Aceh

Jaksa Tuntut Hukuman Mati Terhadap Terdakwa Kasus Pembunuhan Berencana Yang Tewaskan Lima Orang

Jaksa Tuntut Hukuman Mati Terhadap Terdakwa Kasus Pembunuhan Berencana Yang Tewaskan Lima Orang
Kecil Besar
14px

KUTACANE (Waspada.id) : Jaksa Penuntut Umum (JPU) menuntut pidana mati terhadap terdakwa AS dalam sidang perkara pembunuhan berencana yang menewaskan lima orang dan melukai satu korban lainnya. Sidang pembacaan tuntutan digelar di Pengadilan Negeri (PN) Kutacane, Kamis (22/1).

Dalam tuntutannya, JPU Wahyu Husni menyatakan terdakwa AS terbukti secara sah dan meyakinkan melakukan tindak pidana pembunuhan berencana sebagaimana diatur dalam Pasal 340 Kitab Undang-Undang Hukum Pidana (KUHP).

Perbuatan terdakwa dinilai memenuhi seluruh unsur pasal tersebut berdasarkan fakta persidangan.
Selain itu, penuntut umum juga mendasarkan tuntutan pada ketentuan pidana terbaru, yakni Pasal 459 juncto Pasal 127 ayat (1) Undang-Undang RI Nomor 1 Tahun 2023 tentang KUHP, sebagai penyesuaian dengan sistem hukum pidana nasional yang baru.

Peristiwa pembunuhan berencana tersebut terjadi di Desa Uning Sigugur, Kecamatan Babul Rahmah, Kabupaten Aceh Tenggara.
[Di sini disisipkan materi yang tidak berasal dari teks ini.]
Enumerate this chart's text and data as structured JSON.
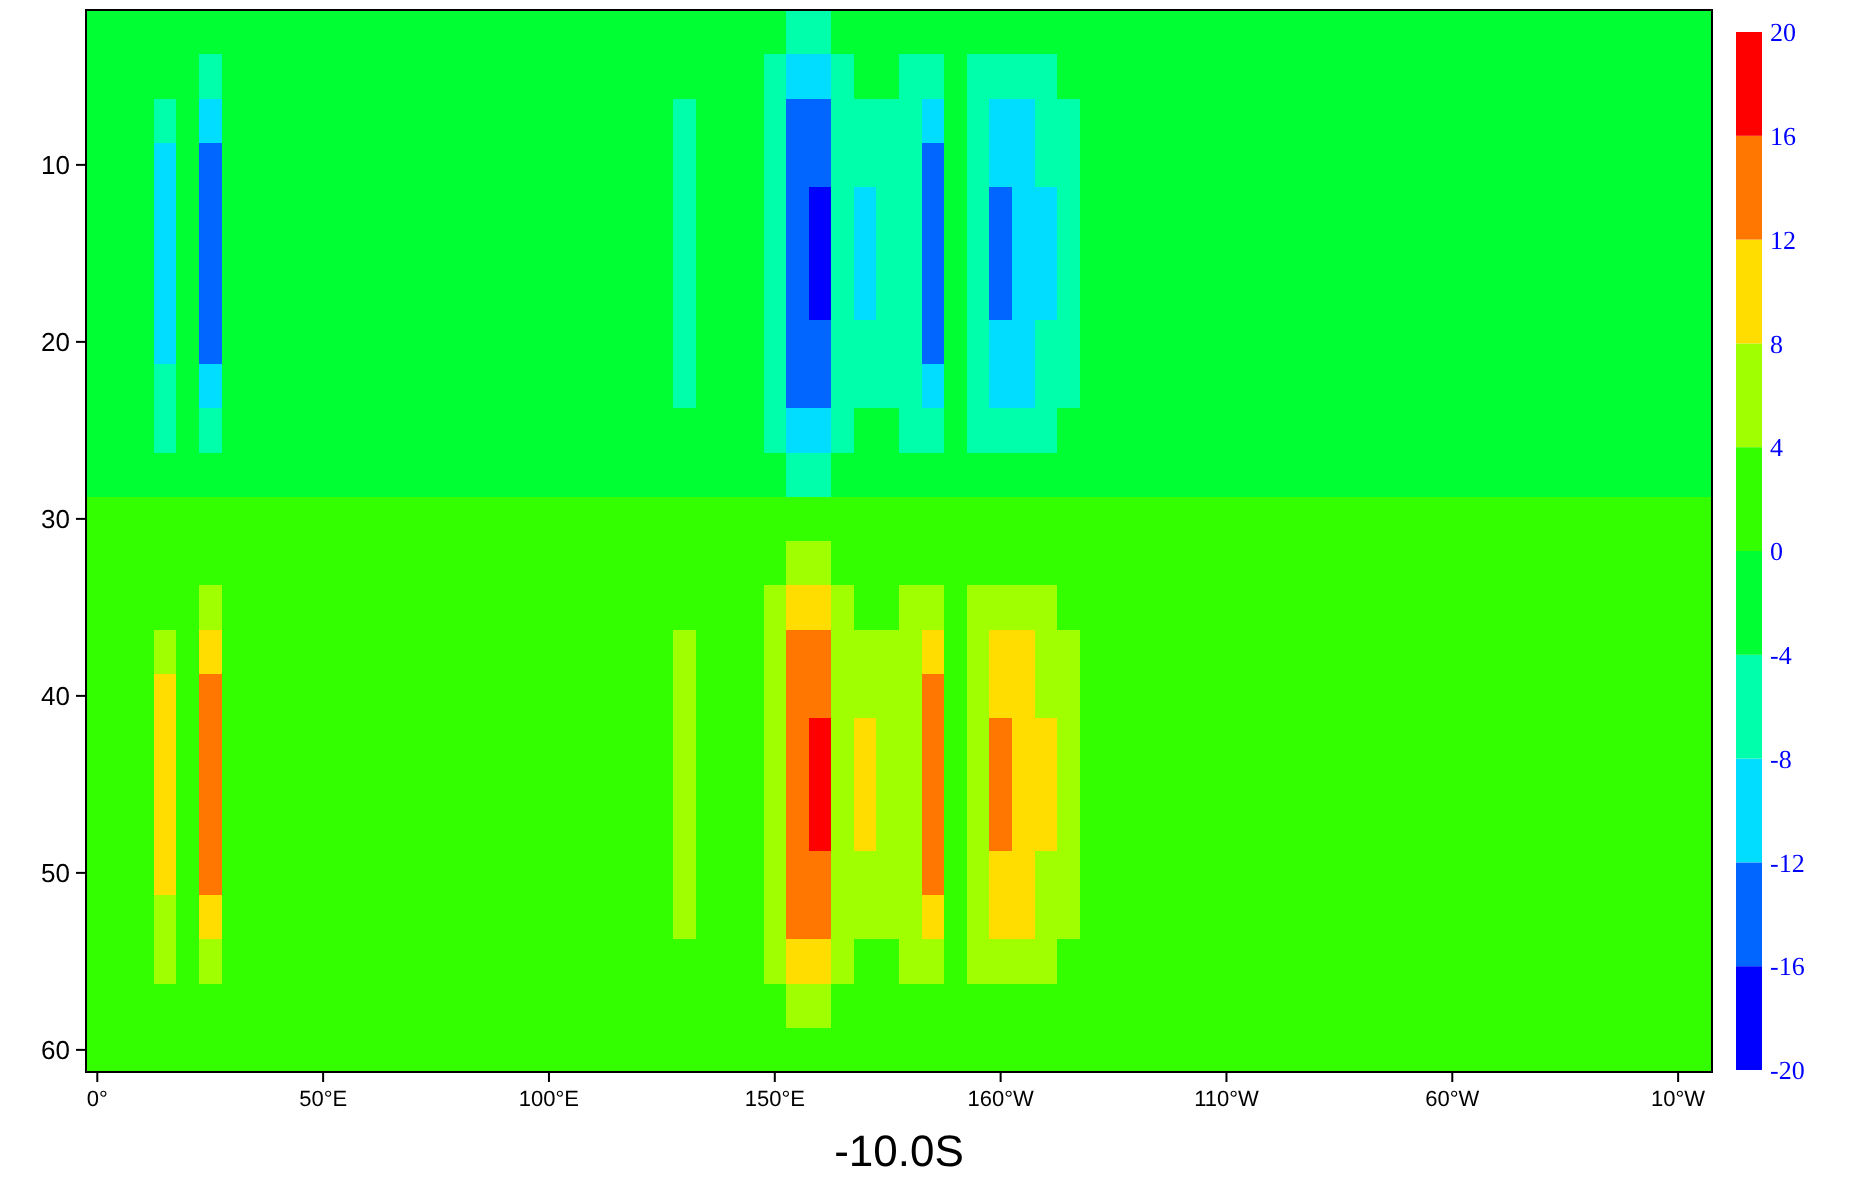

Dalam persidangan terungkap, aksi terdakwa dilakukan secara terencana dan berlangsung di tiga lokasi rumah berbeda, yang mengakibatkan lima orang meninggal dunia dan satu korban lainnya mengalami luka berat.

JPU menegaskan, tuntutan pidana mati dijatuhkan dengan mempertimbangkan tingkat kekejaman perbuatan terdakwa, dilakukan secara berulang, serta menimbulkan dampak luas terhadap rasa aman dan ketertiban masyarakat.

Perbuatan terdakwa dinilai tidak hanya menghilangkan nyawa manusia, tetapi juga melukai rasa keadilan dan nilai kemanusiaan.

Pembacaan tuntutan dilakukan di hadapan majelis hakim, terdakwa, serta penasihat hukum terdakwa dalam sidang terbuka untuk umum dengan pengamanan ketat.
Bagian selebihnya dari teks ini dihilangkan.